Gratitude, Even in November 2012
What we’re thankful for.

The First Thanksgiving at Plymouth, by Jennie A. Brownscombe (1850-1936)


“Gratitude is not only the greatest of virtues, but the parent of all others,” Cicero wrote. But damn it, practicing gratitude is more difficult than forgiving people right now. Did the Romans count their blessings when their city was sacked in 410? “Happy Thanksgiving — not that it is very happy,” I grumbled earlier today on my morning coffee run to the only other person I know to be a registered Republican in my Northwest Washington neighborhood. He harrumphed back, and we agreed that it isn’t easy to be thankful when you are terrified about the future. But of course this is just the time to practice gratitude. This is not the first fiscal cliff in history. We are more in need of gratitude right now than we were during any Thanksgiving of my life. We can’t have a civil society without gratitude — and, indeed, envy, the opposite of gratitude, is one of the factors that have got us as a society in such a fix.


I’m having Thanksgiving dinner with one of my oldest friends, somebody I knew in my callow youth in New Orleans, and his wife. It will be a warm and cozy affair with delicious food and good conversation (though we will all be fearful about the state of the nation). I’d be an ingrate not to know how lucky I am as we sit around the table come Thursday (or any other day, for that matter). I will not, however, have been able to forgive the voters by then. That’s going to take some work.

— Charlotte Hays is director of cultural programs at the Independent Women’s Forum.

It is in the hardest times and deepest disappointments that we invariably witness and touch what is best in us. Thanksgiving around these parts is going to be a time of recovery and reflection. I live in a community and a region that was hit very hard by the recent “super-storm.” That’s a new term in our lexicon, and the way things go they’ll probably be applying it to drizzles come April. But this one really did do a number on us, and many people’s lives will never be the same.

Some are changed for the better, though. The remoteness bred by our busy lives often melted away when someone who didn’t have to lent a helping hand. Kids witnessed these examples and learned that there is pride not just in community but also in being self-sufficient — in being the person who is a practical help to others because he knows how to take matters into his own hands.

Conservatives, too, are learning in defeat that self-reliance is the order of the day. I recently spent a weekend with a large group of political friends. I’ll confess to a bit of dread in anticipation — I thought it would be more like a wake than a retreat. Turned out, however, that people were energized, not deflated. The sense was: “Look, no one thinks it is a good thing that Obama won. But we realize now that we can never beat back those who want to devour our liberty until we clean our own house, until we take ownership and stop taking cues from leaders who don’t seem sure that liberty is worth fighting over.” It’s a very American spirit. Without it, the pioneers we fondly recall on Thanksgiving would never have forged the greatest nation in human history — greatest not because its people are the best, but the freest.

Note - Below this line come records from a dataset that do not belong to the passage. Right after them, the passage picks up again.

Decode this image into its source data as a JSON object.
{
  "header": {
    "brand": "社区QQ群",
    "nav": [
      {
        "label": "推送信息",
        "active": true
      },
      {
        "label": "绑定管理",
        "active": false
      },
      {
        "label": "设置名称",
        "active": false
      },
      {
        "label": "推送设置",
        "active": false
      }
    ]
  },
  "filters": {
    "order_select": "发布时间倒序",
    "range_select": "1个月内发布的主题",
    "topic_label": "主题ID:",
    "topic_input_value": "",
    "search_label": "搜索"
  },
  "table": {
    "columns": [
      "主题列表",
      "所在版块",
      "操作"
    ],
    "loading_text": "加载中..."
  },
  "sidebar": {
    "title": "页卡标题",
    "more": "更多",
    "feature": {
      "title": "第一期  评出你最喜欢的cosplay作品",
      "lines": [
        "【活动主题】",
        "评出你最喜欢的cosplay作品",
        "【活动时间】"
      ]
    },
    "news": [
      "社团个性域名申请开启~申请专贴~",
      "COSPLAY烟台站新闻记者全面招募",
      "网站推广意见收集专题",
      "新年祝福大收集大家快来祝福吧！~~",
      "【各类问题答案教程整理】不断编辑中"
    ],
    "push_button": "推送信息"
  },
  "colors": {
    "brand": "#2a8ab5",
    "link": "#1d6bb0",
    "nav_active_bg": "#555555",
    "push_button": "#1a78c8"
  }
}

Andrew C. McCarthy is author of Spring Fever: The Illusion of Islamic Democracy.


In the aftermath of the elections, many of us who are engaged in the struggle to promote a Culture of Life are having a hard time seeing any cause for thanksgiving. A committed anti-life administration was brought back into office, the defense of authentic marriage suffered a setback, and many commentators are suggesting that the Republican party jettison its pro-life and pro-marriage positions. On the world stage, peace seems more elusive than ever. In such an environment, can we see anything to be thankful for?

While our modern media tend to concentrate on the big picture, the reality is that a true Culture of Life is the product of a myriad of decisions made on the personal, individual level. When we look there, we see hope. We see fewer abortions taking place in America as more individual women and men choose life over death and more families support and welcome them. We see more women and men speaking out about the pain of their abortions, and the healing they’ve experienced through ministries like the Sisters of Life. We see more young people standing up for purity and virtue, like the Generation Life missionaries in the Archdiocese of New York. We see young adults at Pre-Cana classes choosing to get married instead of conforming to the emotional dead end of the hook-up and cohabitation mentality.

Such small steps are invisible to our media culture, but plain to see for those who look in the right place. By the grace of God and the cooperation of everyday people, a Culture of Life is being built within the ruins of our age, one heart and one life at a time. That gives us great cause for thanksgiving.

— Edward T. Mechmann is assistant director of the Family Life/Respect Life Office at the Archdiocese of New York.